Por primera vez en la historia económica moderna de México, el equipo de cómputo superó al sector automotriz como la principal categoría de exportación del país. En 2025, México exportó 85,400 millones de dólares en equipo de cómputo, un incremento anual de 144.81%, representando el 12.85% del total de exportaciones nacionales.
Un cambio estructural sin precedente
Durante décadas, el automóvil definió la identidad exportadora de México. La manufactura de vehículos y autopartes fue el motor del modelo de industrialización del país desde los años noventa. Ese paradigma acaba de quebrarse, y no de forma marginal: la diferencia entre ambas categorías ya es de varios miles de millones de dólares.
El cambio no fue accidental. Es el resultado de años de inversión extranjera directa en manufactura de electrónica, semiconductores y servidores, acelerada por la reconfiguración de cadenas de suministro globales post-pandemia.

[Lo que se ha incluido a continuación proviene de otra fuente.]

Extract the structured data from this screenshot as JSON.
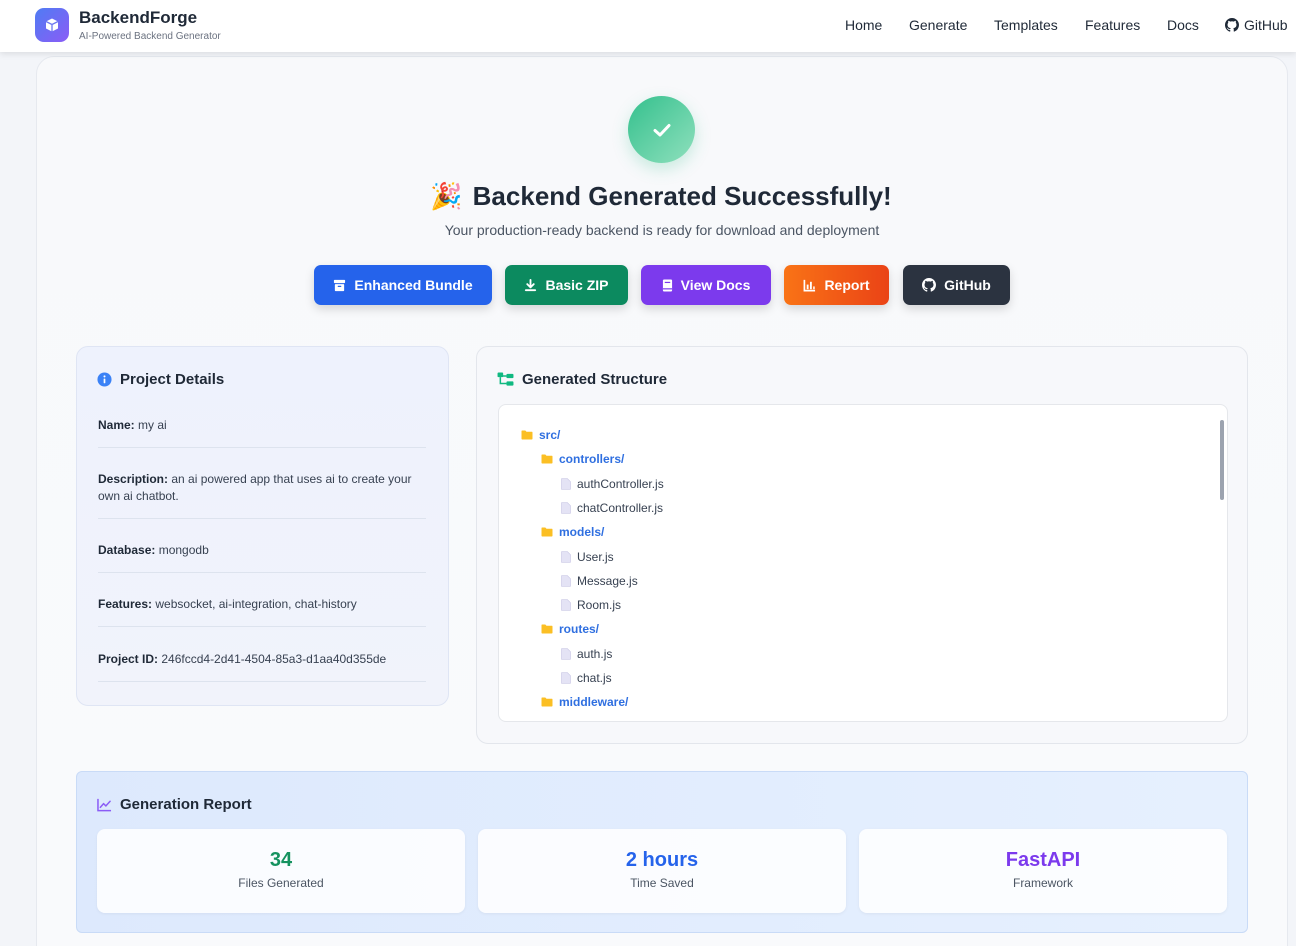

Chihuahua y Jalisco: los estados que lideran la revolución
La geografía del cambio es precisa. Chihuahua concentra el 46% de las exportaciones de equipo de cómputo, mientras que Jalisco aporta el 23%. Ambos estados llevan años atrayendo inversión extranjera directa en electrónica avanzada.
El catalizador más visible es Foxconn. La firma taiwanesa invirtió 241 millones de dólares en 2024 para expandir sus instalaciones en Chihuahua, enfocadas en servidores de inteligencia artificial. En Guadalajara, construye lo que será el mayor sitio de ensamble de superprocesadores Nvidia GB200 del mundo, con arranque previsto para principios de 2026.
La ventaja arancelaria que cambió las reglas del juego
El contexto geopolítico es inseparable del análisis. Los productos fabricados en México bajo el T-MEC enfrentan aranceles de apenas 0.45% para entrar al mercado estadounidense, frente a más del 10% para bienes de origen chino —y en algunas categorías, tasas significativamente más altas.
Esa brecha arancelaria convirtió a México en el destino lógico para empresas que necesitan manufactura competitiva en costo con acceso preferencial al mercado más grande del mundo. El resultado: un crecimiento de 144% en un solo año.
El motor de fondo: la demanda de IA en Estados Unidos
Detrás del boom exportador está la inversión en centros de datos en Estados Unidos, que creció 30% entre 2024 y 2025 para alcanzar 102,200 millones de dólares. Cada nuevo data center requiere miles de servidores, tarjetas de red y procesadores especializados. Una fracción creciente de ese hardware se ensambla en México.
La demanda de chips de IA —en particular los procesadores Nvidia de última generación— ha creado una cadena de suministro en la que México ya no es solo el destino de maquiladoras tradicionales, sino el eslabón crítico entre el diseño en Silicon Valley y el mercado final estadounidense.
El riesgo: la energía como cuello de botella
La expansión de fábricas de semiconductores, plantas de baterías para vehículos eléctricos y centros de ensamble de servidores de IA demanda cantidades de electricidad que la infraestructura actual de México no puede garantizar de forma confiable y a costo competitivo.
Si el gobierno federal logra modernizar la red eléctrica al ritmo que exige la industria, México tiene la oportunidad de consolidarse como la principal potencia manufacturera tecnológica del hemisferio occidental. Si no lo hace, las inversiones se moverán a Texas u otros estados del sur de Estados Unidos.
Conclusión
El dato es contundente: México ya exporta más chips y servidores que automóviles. El siguiente reto no es ganar más contratos de manufactura —esos ya están llegando— sino construir la infraestructura energética y de talento que permita ejecutarlos. La oportunidad histórica está sobre la mesa; la pregunta es si el país puede tomarla.